"You spoke your own sentence then, redskin," he blazed. "We'd have let you go if you'd given up the girl; but now—now—May God have mercy on your soul now, How Landor!"

Again there was silence; silence absolute. As at that first meeting on the car platform, the girl had turned facing them. It was the crisis, and as before an instinct which she did not understand, which she merely obeyed, brought her to the Indian's side; held her there motionless, passive, mysteriously unafraid. Her usually brown face was very pale and her eyes were unnaturally bright; but withal she was unbelievably calm—calm as a child with its hand in its father's hand. Not even that solid zone of menacing, staring eyes had terror for her now. Whether or no she loved him, as she believed in God she trusted in that motionless, dominant human by her side.

A moment they stood so in a silence wherein they could hear each other breathe, wherein the prayer that had never left the minister's lips became audible; then came the end. Incredible after it was over was that dénouement, inexplicable to a legion of old men, then among the boys, who witnessed it, to this day. Yet as the incredible continues to take place in this world it took place then. As one man can ever dominate other men it was done that silent noon hour. For that moment the first challenge that had ever passed the lips of How Landor was spoken. The only challenge that he ever made to man or woman in his life found voice; and was not accepted. One step he took toward that listening, expectant throng and halted. With the old, old motion his arms folded across his chest.

"Men," he said, "I don't want trouble here to-day. I've done my best to avoid it; but the end has come. I've stood everything at your hands, every insult which you could conceive, things which no white man would have permitted for a second; and so far without resentment. But I shall stand it no more. I'm one to a hundred; but that makes no difference. Bess Landor and I are to be married now and here; here before you all.
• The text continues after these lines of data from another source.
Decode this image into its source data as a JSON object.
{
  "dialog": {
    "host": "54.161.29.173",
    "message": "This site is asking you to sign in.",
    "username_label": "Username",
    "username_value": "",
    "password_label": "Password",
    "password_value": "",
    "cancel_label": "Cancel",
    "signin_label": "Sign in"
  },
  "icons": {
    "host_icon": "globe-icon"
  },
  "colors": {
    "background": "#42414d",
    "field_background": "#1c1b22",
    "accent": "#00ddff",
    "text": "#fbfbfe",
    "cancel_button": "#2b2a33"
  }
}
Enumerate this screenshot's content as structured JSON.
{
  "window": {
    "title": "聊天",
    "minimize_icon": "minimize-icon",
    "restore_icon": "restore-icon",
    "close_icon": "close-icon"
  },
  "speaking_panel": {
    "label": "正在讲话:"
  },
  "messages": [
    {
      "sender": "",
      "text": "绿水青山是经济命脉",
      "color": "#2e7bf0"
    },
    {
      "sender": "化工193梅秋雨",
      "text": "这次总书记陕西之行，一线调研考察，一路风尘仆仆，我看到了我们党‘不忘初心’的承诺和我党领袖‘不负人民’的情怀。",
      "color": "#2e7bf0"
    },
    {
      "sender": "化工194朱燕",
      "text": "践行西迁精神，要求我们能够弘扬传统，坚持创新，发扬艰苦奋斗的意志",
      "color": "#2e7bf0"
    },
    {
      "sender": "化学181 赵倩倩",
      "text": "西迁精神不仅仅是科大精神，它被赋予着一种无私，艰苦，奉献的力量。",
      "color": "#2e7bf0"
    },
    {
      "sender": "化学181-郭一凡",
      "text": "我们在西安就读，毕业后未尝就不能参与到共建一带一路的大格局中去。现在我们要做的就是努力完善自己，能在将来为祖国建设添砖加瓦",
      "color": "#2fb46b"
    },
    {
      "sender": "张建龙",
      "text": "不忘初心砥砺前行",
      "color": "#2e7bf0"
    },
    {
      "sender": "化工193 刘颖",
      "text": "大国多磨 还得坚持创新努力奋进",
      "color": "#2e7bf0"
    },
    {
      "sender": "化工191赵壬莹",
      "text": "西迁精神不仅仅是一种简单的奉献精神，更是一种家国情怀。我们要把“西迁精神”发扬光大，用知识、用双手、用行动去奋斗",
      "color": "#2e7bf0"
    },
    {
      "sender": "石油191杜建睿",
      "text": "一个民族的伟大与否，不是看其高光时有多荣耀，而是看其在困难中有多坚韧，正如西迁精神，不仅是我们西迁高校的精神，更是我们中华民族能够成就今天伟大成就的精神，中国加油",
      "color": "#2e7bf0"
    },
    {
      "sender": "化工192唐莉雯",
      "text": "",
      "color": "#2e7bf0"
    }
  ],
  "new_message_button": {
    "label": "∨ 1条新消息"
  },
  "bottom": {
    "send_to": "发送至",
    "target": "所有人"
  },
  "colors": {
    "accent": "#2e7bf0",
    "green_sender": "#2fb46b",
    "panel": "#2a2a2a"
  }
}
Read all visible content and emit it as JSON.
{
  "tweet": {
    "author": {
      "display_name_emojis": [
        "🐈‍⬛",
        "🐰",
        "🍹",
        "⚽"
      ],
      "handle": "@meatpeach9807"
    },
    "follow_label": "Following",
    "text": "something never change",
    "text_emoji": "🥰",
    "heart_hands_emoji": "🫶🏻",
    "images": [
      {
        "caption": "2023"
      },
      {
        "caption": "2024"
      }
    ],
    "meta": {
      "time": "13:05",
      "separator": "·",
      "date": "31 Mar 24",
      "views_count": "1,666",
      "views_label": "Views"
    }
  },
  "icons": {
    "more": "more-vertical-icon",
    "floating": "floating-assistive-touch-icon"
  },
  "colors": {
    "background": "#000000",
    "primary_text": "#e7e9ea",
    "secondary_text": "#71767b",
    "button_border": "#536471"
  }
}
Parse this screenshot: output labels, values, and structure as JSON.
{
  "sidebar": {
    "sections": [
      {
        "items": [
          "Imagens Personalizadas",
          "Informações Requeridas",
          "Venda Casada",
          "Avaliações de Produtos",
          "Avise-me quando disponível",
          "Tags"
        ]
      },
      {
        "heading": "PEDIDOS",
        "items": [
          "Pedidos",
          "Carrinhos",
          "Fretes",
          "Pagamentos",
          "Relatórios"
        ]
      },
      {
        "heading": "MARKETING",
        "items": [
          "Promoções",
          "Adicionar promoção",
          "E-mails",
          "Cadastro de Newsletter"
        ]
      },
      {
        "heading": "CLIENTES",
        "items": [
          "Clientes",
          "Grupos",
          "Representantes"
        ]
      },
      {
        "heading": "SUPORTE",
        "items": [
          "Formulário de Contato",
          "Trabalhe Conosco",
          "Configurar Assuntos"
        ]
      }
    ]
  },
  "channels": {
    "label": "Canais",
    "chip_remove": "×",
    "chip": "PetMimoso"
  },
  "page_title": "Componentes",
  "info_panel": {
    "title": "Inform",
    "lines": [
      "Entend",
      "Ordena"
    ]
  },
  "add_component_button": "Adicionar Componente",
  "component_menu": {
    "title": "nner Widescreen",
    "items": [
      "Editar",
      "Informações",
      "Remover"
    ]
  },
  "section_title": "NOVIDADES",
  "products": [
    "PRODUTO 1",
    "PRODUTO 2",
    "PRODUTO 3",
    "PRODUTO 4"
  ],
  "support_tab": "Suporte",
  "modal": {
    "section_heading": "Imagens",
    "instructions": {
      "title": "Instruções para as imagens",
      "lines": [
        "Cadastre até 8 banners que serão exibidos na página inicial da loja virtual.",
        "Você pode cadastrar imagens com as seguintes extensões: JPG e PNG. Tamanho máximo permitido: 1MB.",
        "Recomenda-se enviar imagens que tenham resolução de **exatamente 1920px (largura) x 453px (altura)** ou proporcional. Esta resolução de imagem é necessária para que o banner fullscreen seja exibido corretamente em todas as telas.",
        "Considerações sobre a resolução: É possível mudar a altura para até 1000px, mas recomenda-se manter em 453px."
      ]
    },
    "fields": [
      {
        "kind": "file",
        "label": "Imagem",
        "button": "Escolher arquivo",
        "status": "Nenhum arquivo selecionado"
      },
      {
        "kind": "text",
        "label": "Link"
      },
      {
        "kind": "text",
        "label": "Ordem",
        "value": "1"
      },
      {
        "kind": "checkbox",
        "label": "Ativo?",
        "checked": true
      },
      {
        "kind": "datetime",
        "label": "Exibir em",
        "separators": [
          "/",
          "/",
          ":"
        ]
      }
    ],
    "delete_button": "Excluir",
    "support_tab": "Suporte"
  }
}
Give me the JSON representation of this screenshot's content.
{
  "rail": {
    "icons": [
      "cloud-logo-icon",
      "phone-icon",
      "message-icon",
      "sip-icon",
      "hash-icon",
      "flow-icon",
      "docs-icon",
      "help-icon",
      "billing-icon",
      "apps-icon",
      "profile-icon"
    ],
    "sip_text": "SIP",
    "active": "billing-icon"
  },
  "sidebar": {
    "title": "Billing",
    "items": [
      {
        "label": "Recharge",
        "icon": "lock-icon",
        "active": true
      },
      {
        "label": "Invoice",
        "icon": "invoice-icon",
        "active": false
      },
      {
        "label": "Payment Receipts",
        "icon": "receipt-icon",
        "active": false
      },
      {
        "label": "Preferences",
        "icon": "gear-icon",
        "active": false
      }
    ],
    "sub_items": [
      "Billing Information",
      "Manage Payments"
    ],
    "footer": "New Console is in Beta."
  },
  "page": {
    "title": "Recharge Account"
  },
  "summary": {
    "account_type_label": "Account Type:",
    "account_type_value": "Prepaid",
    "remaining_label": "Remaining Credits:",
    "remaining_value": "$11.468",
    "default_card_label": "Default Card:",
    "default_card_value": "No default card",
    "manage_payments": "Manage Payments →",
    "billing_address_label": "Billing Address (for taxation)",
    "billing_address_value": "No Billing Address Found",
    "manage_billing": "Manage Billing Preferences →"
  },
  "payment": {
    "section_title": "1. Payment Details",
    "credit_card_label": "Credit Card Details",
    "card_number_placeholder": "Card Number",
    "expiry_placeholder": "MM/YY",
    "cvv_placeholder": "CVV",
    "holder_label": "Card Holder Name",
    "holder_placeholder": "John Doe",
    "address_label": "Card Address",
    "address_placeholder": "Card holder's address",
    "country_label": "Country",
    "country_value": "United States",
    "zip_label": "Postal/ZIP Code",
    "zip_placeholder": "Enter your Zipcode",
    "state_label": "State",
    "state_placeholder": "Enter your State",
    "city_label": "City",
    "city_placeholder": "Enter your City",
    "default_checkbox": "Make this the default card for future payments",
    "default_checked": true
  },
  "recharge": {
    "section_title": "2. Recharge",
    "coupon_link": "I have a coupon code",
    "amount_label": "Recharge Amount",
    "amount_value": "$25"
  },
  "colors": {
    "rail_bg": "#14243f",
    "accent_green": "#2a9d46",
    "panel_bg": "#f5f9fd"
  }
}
I shall not talk to you again. I shall not ask you to leave us in peace; but as surely as one of you speaks another word of insult to her or to me, as surely as one of you attempts to interfere or prevent, I shall kill that man. No matter which of you it is, I shall do this thing." A moment longer he stood so, observing them steadily, with folded arms; then, still facing, he moved back a step. "Mr. Mitchell," he said, "we are ready."

And there that October noonday, fair in the open with two hundred curious eyes watching, in a silence unbroken as that of prairie night itself, Bess Landor and Ma-wa-cha-sa the Sioux were married. The minister stumbled in the ritual, and though he held the book close before his face, it was memory alone that prompted the form; for the pages shook until the letters were blurred. Yet it was done, and, save one alone, every spectator who had come with a far different intent stayed and listened to the end. That one, a tall, modish alien with a red, flushed face covered with a two-days' growth of bread, was likewise watching when it began. But when it was over he was not there; and not one of those who had followed his lead had noticed his going.

CHAPTER XIII

THE MYSTERY OF SOLITUDE

Westward across the unbroken prairie country, into the smiling, sun-kissed silence and emptiness, two people were driving: a white girl of two-and-twenty summers and an Indian man a few years older. Back of them, in the direction from which they had come, was the outline of a straggling, desolate village. Ahead, to either side, was the rolling brown earth; and at the end of it, abrupt apparently as a material wall, the blue of a cloudless October sky. The team they were driving, a mouse-coloured broncho and a mate a shade darker, were restless after three days of enforced inactivity and tugged at the bit mightily. Though the day was perfectly still, the canvas curtains of the old surrey flapped lazily in a breeze born of the pace alone. The harness on the ponies shuffled and creaked with every move. Though the bolts of the ancient vehicle had been carefully tightened, it nevertheless groaned at intervals with the motion; mysteriously, like the unconscious sigh of the aged, apparently without reason. Beneath the wheels the frost-dried grass rattled continuously, monotonously; but save this last there was no other sound. Since the two humans had left the limits of the tiny town there had been no other sound. Now and then the girl had glanced behind, instinctively, almost fearfully; but not once had the man followed her example, had he stirred in his place. Swiftly, silently, he was leaving civilisation behind him; by the scarce visible landmarks he alone distinguished was returning to his own, to the wild that lay in the distance beyond.

Thus westward, direct as a tight cord, on and on they went; and back of them gradually, all but unconsciously, the low-built terminus grew dimmer and dimmer, vanished detail by detail as completely as though it had never been. Last of all to disappear, already a mere black dot against the blue, was the water tank beside the station. For three miles, four, it held its place; then, as, with the old unconscious motion the girl turned to look back, she searched for it in vain. Behind them as before, unbroken, limiting, only the brown plain and the blue surrounding wall met her gaze. At last, there in the solitude, there with no observer save nature and nature's God, she and the other were alone.